Joyce Glasser reviews Widow Clicquot (August 30, 2024) Cert 15, 90 mins. In cinemas
The phrase “missed opportunity” has seldom been more apt than it is when applied to Thomas Napper’s biopic of Barbe-Nicole Ponsardin Clicquot, known in champagne circles as La Veuve (or the Widow) Clicquot. Why isn’t this quintessentially French biopic – Clicquot champagne is one of France’s oldest and best-known exports – in French? This is the little-known story of a real-life French woman: a contemporary of the fictionalised The Count of Monte Cristo, who appears in a terrific French adaptation of that novel that is also released this week.
The real missed opportunity is that having secured the rights to Tilar Mazzeo’s 2008 biography, Napper’s direction and Erin Dignam’s script squander the occasion to highlight the life of a brilliant, creative and intuitive businesswoman at a time when, under the Napoleonic Code, only widows had rights to property (hence the company name) and almost no women ran businesses.

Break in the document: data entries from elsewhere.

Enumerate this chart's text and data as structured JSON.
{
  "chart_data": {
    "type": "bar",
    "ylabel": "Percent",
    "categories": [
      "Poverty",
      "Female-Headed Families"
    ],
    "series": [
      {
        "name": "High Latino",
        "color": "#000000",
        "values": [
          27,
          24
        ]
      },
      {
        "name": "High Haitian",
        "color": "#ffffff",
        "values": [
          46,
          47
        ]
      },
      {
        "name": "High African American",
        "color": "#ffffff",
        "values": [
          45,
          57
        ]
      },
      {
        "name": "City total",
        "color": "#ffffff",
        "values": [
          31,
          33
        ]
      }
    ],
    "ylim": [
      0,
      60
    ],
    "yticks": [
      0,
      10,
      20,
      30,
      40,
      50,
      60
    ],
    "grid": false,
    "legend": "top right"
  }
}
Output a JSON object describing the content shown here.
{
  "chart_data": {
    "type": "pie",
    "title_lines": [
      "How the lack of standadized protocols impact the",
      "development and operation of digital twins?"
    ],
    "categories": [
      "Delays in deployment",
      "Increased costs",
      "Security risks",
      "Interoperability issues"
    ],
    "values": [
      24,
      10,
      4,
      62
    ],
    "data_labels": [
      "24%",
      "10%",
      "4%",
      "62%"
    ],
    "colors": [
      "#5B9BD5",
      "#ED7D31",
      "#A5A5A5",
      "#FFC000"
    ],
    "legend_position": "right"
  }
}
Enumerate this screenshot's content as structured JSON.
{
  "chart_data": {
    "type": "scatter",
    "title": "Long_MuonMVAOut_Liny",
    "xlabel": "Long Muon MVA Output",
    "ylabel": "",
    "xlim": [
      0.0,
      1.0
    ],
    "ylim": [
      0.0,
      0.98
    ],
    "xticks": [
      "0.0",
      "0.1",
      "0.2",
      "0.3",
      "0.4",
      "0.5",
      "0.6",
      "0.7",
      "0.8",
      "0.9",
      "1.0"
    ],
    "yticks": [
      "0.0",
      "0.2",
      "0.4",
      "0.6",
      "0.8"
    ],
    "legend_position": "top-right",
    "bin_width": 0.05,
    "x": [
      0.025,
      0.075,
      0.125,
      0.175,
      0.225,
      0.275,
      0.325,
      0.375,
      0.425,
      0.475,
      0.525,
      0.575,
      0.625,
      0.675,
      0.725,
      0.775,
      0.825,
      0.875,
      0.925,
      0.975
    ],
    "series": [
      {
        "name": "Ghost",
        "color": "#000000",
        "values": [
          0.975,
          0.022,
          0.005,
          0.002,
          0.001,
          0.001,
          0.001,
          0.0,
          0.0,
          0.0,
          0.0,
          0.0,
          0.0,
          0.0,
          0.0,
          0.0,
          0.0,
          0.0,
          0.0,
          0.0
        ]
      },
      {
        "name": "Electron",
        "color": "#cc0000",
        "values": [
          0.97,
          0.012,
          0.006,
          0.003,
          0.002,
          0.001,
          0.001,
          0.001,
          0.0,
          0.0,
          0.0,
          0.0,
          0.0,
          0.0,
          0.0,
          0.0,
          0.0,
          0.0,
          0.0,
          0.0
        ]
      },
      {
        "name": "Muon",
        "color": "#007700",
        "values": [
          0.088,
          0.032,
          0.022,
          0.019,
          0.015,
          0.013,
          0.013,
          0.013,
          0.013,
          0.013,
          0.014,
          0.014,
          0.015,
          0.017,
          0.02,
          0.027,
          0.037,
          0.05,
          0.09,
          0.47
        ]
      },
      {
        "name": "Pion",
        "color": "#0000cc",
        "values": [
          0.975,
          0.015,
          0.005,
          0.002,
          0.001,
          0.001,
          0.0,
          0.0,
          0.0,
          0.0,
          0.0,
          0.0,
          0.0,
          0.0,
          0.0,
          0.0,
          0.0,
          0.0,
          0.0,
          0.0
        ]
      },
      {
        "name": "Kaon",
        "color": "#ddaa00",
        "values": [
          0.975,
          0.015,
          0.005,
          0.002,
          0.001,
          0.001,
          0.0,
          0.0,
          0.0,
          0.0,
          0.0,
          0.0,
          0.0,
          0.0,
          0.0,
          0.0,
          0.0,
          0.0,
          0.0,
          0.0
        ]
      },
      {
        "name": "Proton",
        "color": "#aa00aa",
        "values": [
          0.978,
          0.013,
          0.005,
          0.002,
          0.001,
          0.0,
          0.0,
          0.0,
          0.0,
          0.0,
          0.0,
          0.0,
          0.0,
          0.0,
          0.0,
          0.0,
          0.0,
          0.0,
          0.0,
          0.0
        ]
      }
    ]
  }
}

Instead, from Haley Bennett’s barely audible – whispery, meek and low-throated – voice to a camera fixated on her ample, lily-white bosom, Barbe-Nicole’s life has been reduced to a tragic love story. The empire she built is – through continual flashbacks – attributed to her emotional debt to her handsome, loving husband François Clicquot (Tom Sturridge). François became his father Philippe’s partner and took over the business at a young age. The innovative young man did the groundwork on which his widow would build before his untimely death at 30.
To consolidate their huge, rival textile businesses, the father of Barbe-Nicole Ponsardin, 21 and Philippe Clicquot (Ben Miles), the father of François, 23, married their children in 1798. Fortunately, as the film spends a long time showing, the two are in love. François involves Barbe-Nicole in his plans for focusing on the increasingly successful wine segment of their parents’ business, while she raises their daughter.
Seven blissful, save for François’s increasingly erratic behaviour, years after their marriage François is found dead, in a possible suicide. The official cause of death was a fever from typhoid, but the filmmakers dismiss this for the more romantic alternative and milk it for all it’s worth.
Phillipe, advanced in years and devastated by his son’s death, wants to liquidate the business. Barbe-Nicole asserts what rights she has and agrees to many conditions, including an internship, before she convinces Philipe to let her take over.
Fortunately, she has the guidance of – not to mention a dramatised sexual relationship with – the efficient Louis Bohme (Sam Riley). Bohme was a travelling salesman extraordinaire who, though this is not dramatised, François met on one of his many European business trips.
While this sexual relationship has no role in the official Maison Clicquot story, Edouard Werlé (Anson Boon), born Eduard Werler in Prussia, has a big role. But alas, it’s not romantic, so he remains such a minor character in the film you are never quite sure who he is.
But Werler is central to Barbe-Nicole’s story. When, in 1828 he arrives in Reims looking for a job, Barbe-Nicole, a good judge of character, recognises something in the young man despite the fact he’s Prussian. Under her guidance he goes through the ranks until, as the company’s Commercial Director, he opens the lucrative British and US markets for the House.
Long before Harvard Business School put cases about the failure of family businesses to train successors on the curriculum, Barbe-Nicole was ensuring the longevity of her empire by grooming Werlé (although why she did not train her daughter is another film). And when Barbe-Nicole died, Werlé took over the company adding his name to the labels.
Speaking of labels, there is almost nothing in the film about how Barbe-Nicole protected the copyright of her champagne as well as enhanced the marketing, by the design of the labels and the corks. But that’s not a surprise because Barbe-Nicole’s biggest invention, a riddling machine, receives barely a mention.
Yes, we see Barbe Nicole in her drawing room, tackling cloudy, super sweet wine with large bubbles that emerged after the second fermentation. But we are not really sure what she’s doing. The process of riddling did away with these problems, and the breakthrough was a game changer, ultimately copied by the competition but not before Clicquot was the market leader.
The emergence of rosé wine and champagne is another Clicquot success story that is passed over for repeated flashbacks of Barbe-Nicole, bosom heaving, and the Chattertonesque François’s romantic suicide.
What is dramatised albeit half-heartedly, is Barbe-Nicole’s biggest gamble of her career, defying Napoleon’s blockade of Russia by ensuring her bottles flooded the Russian palaces and drawing rooms following the war.
Unfortunately, Napper guarantees that all the suspense of this tense episode of La Veuve’s early career is removed from the event. The camera only leaves the chateau (the film was shot on location) once, for a pointless court case where Barbe-Nicole puts her company ahead of her personal life in a bold and defiant statement. If only the film had done the same.